Training philosophy – ‘what is fitness’

One question I get all the time is ‘will I lose my fitness’ when an athlete faces down-time due to a niggle. Coaches only  get this question when the runner can still ‘run through the pain’ so you know the injury has not yet reached critical stages.

How we answer the question depends on our definition of fitness. Many endurance coaches and athletes chose a narrow interpretation simply relating to our energy systems and cardiovascular abilities – our ‘metabolic conditioning’ or ‘bioenergetics’ as it has been known since Renato Canova took the stage in athletics.

The definition is really stupidity – you cannot drive a car with a big engine but no wheels nor do you have any use for a fantastic cardiovascular system with two broken legs.

Fitness is your ability to respond to the demands placed upon you in any given moment whether that be running a marathon or lifting a crate. An injured runner has low fitness because they cannot cope with the demands of a marathon.

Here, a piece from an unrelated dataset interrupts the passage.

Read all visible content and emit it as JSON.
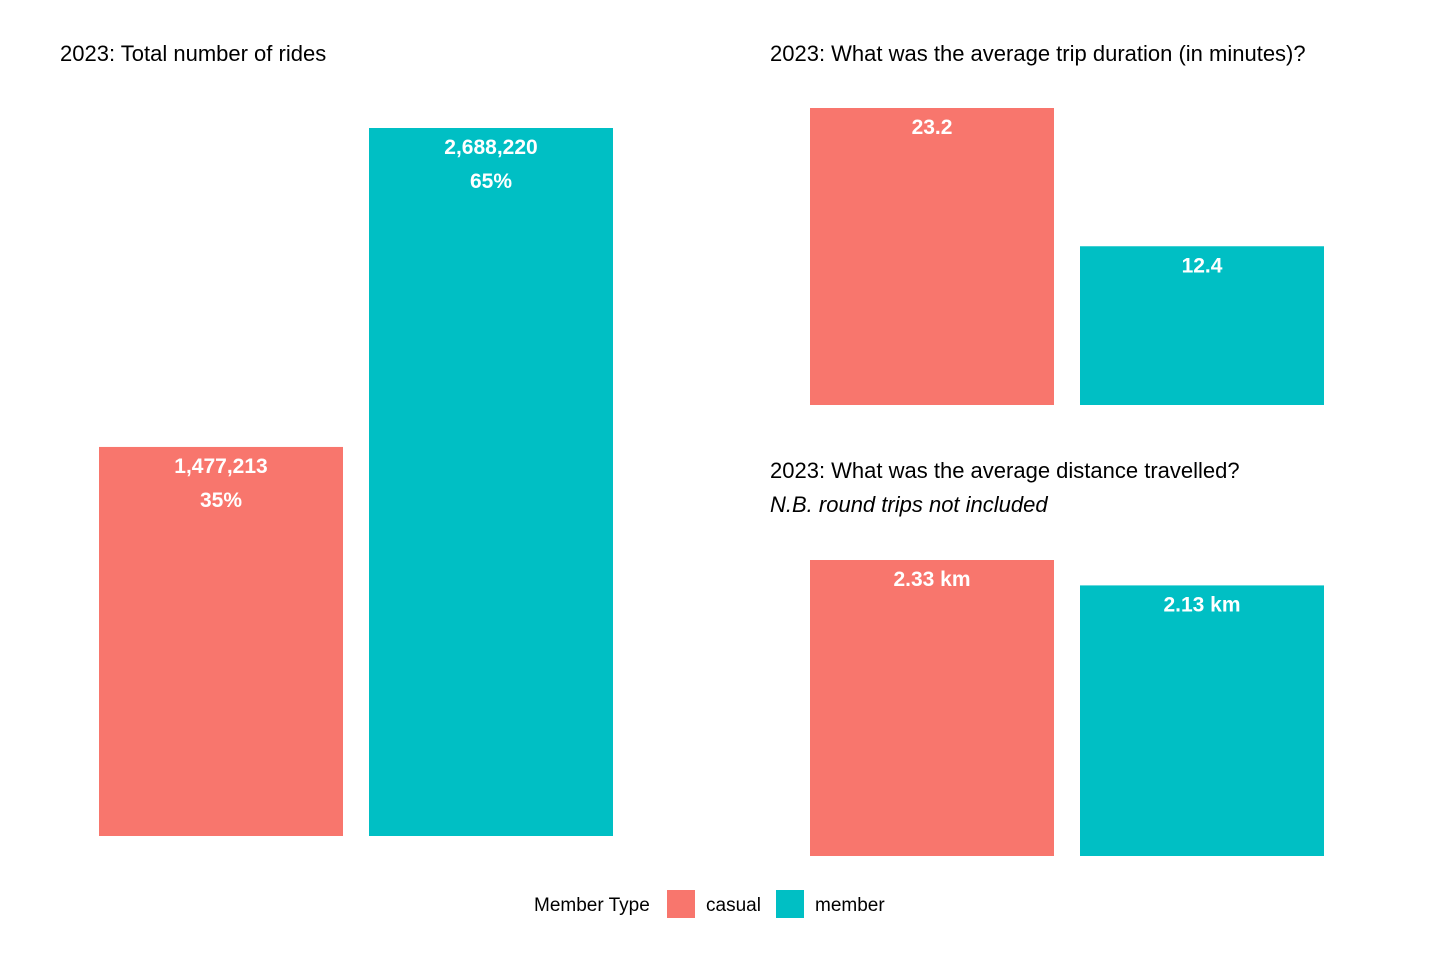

So I tell athletes: ‘if you get injured, you .lose ALL your fitness’ to help them shift their minds away from obsessing about losing cardiovascular abilities. Cardiovascular and musculoskeletal adaptations do build and regress rather quickly but this concern can be easily remedied by doing whichever alternative activity is possible eliciting a similar physiological reaction (such as hiking, doing a MovNat training session, or running-specific strength and conditioning). The only mistake is risking losing ALL your abilities simply to hold onto some of them: imagine going ‘all in’ during a poker game just to protect a few chips. Nonsense. Of course it is.